Department of Chemistry, Molecular Sciences Research Hub, Imperial College London, London, W12 0BZ, UK.
Institute of Chemical Biology, Molecular Sciences Research Hub, Imperial College London, London, W12 0BZ, UK.
Sci Rep. 2018 Sep 26;8(1):14380. doi: 10.1038/s41598-018-32706-6.
We present a simple, facile method to micropattern planar metal electrodes defined by the geometry of a microfluidic channel network template. By introducing aqueous solutions of metal into reversibly adhered PDMS devices by desiccation instead of flow, we are able to produce difficult to pattern "dead end" or discontinuous features with ease. We characterize electrodes fabricated using this method and perform electrical lysis of mammalian cancer cells and demonstrate their use as part of an antibody capture assay for GFP. Cell lysis in microwell arrays is achieved using the electrodes and the protein released is detected using an antibody microarray. We show how the template channels used as part of the workflow for patterning the electrodes may be produced using photolithography-free methods, such as laser micromachining and PDMS master moulding, and demonstrate how the use of an immiscible phase may be employed to create electrode spacings on the order of 25-50 μm, that overcome the current resolution limits of such methods. This work demonstrates how the rapid prototyping of electrodes for use in total analysis systems can be achieved on the bench with little or no need for centralized facilities.
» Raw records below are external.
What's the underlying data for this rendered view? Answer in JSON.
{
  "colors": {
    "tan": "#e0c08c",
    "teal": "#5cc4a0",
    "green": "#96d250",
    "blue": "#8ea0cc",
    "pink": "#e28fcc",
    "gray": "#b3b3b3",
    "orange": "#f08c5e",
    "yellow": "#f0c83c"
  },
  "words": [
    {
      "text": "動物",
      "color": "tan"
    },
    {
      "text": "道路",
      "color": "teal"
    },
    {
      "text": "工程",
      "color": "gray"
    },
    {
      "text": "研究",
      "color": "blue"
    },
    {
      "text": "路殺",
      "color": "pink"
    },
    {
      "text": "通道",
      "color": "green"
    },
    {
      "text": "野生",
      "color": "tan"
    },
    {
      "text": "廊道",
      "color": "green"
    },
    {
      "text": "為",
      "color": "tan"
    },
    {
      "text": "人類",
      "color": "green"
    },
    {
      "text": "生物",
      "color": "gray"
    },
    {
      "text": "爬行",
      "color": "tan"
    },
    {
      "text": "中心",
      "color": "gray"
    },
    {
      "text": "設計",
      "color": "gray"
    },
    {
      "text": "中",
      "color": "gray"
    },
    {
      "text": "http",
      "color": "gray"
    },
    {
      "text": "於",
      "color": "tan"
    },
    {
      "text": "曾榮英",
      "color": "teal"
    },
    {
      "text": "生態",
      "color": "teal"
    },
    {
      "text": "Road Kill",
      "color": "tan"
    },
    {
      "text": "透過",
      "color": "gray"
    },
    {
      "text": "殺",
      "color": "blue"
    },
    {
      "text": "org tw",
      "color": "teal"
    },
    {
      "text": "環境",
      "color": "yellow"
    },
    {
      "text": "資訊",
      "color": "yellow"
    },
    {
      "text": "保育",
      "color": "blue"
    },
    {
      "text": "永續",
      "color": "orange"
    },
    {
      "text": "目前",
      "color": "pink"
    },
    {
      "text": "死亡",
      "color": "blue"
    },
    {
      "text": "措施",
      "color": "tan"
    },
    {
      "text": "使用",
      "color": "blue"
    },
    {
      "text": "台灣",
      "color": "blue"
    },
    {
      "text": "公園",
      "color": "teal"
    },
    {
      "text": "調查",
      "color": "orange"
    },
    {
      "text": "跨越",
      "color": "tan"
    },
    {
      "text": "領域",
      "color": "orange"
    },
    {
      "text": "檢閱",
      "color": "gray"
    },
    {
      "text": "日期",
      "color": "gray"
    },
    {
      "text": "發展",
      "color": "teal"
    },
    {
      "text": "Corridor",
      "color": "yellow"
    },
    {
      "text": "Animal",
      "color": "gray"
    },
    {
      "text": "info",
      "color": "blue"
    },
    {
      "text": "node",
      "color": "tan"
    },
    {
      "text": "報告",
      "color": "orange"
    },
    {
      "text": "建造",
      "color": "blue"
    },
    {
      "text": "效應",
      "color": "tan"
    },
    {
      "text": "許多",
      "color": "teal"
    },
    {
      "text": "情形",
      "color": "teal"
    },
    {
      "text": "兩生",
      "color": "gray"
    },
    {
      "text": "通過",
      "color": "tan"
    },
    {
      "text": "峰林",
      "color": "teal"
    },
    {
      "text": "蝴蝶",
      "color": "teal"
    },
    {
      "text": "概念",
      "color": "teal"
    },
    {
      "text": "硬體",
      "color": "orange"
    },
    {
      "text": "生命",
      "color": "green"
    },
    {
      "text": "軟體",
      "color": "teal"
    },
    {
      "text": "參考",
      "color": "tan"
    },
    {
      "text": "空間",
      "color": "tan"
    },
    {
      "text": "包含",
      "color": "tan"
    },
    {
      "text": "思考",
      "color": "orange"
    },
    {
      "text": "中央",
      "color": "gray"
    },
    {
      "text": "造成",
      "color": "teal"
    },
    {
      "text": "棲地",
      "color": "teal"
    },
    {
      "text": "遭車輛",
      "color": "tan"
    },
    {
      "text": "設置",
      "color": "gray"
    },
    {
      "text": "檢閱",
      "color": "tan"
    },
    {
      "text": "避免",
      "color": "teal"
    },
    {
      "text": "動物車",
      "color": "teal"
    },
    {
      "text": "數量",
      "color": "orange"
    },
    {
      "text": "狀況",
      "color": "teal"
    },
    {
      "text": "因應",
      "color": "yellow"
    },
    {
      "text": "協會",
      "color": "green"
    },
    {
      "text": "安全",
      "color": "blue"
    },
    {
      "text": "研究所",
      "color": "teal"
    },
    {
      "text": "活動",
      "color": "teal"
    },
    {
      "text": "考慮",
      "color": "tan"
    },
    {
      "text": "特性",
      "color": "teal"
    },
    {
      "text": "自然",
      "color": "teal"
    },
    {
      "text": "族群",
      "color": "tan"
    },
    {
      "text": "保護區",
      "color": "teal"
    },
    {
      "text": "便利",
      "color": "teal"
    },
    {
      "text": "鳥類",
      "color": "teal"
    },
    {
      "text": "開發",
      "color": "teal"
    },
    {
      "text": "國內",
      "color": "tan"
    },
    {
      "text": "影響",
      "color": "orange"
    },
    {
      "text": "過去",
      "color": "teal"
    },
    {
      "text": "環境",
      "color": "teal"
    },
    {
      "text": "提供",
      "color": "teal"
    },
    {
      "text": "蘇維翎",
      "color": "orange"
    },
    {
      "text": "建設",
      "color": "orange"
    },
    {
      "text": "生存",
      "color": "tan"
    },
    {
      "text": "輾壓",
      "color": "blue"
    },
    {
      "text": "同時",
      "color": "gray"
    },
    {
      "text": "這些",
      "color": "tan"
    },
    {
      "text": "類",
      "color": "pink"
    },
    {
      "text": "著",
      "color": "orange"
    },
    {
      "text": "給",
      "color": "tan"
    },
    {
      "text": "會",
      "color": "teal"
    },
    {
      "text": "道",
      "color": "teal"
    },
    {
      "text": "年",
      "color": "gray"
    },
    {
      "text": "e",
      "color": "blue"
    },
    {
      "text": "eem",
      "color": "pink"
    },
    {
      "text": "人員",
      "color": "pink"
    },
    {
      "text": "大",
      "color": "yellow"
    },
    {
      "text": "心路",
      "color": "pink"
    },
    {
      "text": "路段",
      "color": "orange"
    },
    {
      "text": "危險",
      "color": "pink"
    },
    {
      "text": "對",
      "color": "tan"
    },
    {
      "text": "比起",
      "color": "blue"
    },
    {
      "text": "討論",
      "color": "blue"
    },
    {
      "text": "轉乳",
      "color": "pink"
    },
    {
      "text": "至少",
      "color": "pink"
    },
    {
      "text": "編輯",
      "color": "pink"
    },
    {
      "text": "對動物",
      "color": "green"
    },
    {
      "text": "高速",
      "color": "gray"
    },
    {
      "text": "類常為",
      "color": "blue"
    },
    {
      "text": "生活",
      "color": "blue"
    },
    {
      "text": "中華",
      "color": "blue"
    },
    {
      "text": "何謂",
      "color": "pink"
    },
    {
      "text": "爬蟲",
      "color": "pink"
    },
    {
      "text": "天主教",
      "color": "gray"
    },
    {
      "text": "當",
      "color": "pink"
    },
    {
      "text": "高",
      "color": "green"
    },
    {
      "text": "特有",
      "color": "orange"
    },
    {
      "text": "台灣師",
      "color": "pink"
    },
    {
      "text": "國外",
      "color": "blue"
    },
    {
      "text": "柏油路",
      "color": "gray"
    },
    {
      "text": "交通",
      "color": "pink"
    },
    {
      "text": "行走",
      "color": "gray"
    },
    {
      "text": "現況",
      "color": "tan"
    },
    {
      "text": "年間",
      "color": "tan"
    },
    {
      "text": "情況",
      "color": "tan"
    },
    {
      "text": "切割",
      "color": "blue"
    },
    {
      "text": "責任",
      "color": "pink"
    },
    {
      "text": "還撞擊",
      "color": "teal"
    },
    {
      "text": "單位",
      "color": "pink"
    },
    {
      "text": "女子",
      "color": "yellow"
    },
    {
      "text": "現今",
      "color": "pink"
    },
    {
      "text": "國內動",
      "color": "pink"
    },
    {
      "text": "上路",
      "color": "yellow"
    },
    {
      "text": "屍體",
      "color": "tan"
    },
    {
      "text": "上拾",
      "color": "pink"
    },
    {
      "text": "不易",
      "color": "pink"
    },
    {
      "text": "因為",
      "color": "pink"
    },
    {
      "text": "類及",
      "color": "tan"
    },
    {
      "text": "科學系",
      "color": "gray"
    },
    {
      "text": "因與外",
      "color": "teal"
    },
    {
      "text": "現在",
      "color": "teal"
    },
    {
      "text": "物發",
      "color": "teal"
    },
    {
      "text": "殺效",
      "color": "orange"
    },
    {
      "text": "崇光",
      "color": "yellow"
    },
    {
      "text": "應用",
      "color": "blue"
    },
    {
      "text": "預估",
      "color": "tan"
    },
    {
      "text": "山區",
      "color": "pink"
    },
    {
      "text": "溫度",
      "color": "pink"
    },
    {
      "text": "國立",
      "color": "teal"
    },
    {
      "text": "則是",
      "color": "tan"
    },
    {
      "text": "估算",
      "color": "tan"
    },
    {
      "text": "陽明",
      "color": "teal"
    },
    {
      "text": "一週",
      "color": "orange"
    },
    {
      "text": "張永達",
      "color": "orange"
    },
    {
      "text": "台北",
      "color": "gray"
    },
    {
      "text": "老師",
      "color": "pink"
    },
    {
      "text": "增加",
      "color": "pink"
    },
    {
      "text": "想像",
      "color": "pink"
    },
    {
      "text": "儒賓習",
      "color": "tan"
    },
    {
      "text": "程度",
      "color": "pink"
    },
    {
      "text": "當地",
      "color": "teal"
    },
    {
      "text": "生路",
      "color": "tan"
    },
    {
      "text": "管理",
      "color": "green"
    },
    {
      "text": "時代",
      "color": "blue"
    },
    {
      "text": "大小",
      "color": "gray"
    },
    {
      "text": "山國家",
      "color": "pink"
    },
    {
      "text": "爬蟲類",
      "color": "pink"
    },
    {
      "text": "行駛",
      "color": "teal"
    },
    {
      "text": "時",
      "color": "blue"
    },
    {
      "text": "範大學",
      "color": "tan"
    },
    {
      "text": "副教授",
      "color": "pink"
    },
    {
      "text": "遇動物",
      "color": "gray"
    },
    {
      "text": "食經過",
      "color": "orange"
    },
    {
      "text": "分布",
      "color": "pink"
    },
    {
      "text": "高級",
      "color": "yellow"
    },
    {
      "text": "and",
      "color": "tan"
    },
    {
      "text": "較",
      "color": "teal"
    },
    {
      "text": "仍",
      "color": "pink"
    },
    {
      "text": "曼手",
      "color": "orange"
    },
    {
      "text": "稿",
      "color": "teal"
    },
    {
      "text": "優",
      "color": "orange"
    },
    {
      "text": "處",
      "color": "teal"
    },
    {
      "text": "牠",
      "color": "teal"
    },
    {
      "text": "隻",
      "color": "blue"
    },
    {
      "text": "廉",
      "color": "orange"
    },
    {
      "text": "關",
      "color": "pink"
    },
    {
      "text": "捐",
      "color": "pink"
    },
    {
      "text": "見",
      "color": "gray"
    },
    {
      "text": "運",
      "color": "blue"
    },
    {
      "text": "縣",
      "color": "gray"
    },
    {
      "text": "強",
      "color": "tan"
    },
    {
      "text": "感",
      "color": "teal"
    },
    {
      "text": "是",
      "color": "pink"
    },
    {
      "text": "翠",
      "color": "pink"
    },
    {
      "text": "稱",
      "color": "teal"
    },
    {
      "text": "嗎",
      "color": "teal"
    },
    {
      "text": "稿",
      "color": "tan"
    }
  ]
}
我们提出了一种简单、便捷的方法,可以通过微流控通道网络模板的几何形状对平面金属电极进行微图案化。通过将金属水溶液通过干燥而不是流动引入到可逆附着的 PDMS 器件中,我们能够轻松地生成难以图案化的“死胡同”或不连续特征。我们对使用这种方法制造的电极进行了表征,并对哺乳动物癌细胞进行了电裂解实验,展示了它们在 GFP 抗体捕获测定中的应用。使用电极在微井阵列中实现细胞裂解,并使用抗体微阵列检测释放的蛋白质。我们展示了如何使用免光刻方法(例如激光微加工和 PDMS 主模具制造)来制作作为电极图案化工作流程一部分的模板通道,并演示了如何使用不混相来创建间距约为 25-50 μm 的电极,从而克服了此类方法的当前分辨率限制。这项工作展示了如何在台面上实现用于整体分析系统的电极的快速原型制作,而几乎不需要集中的设施。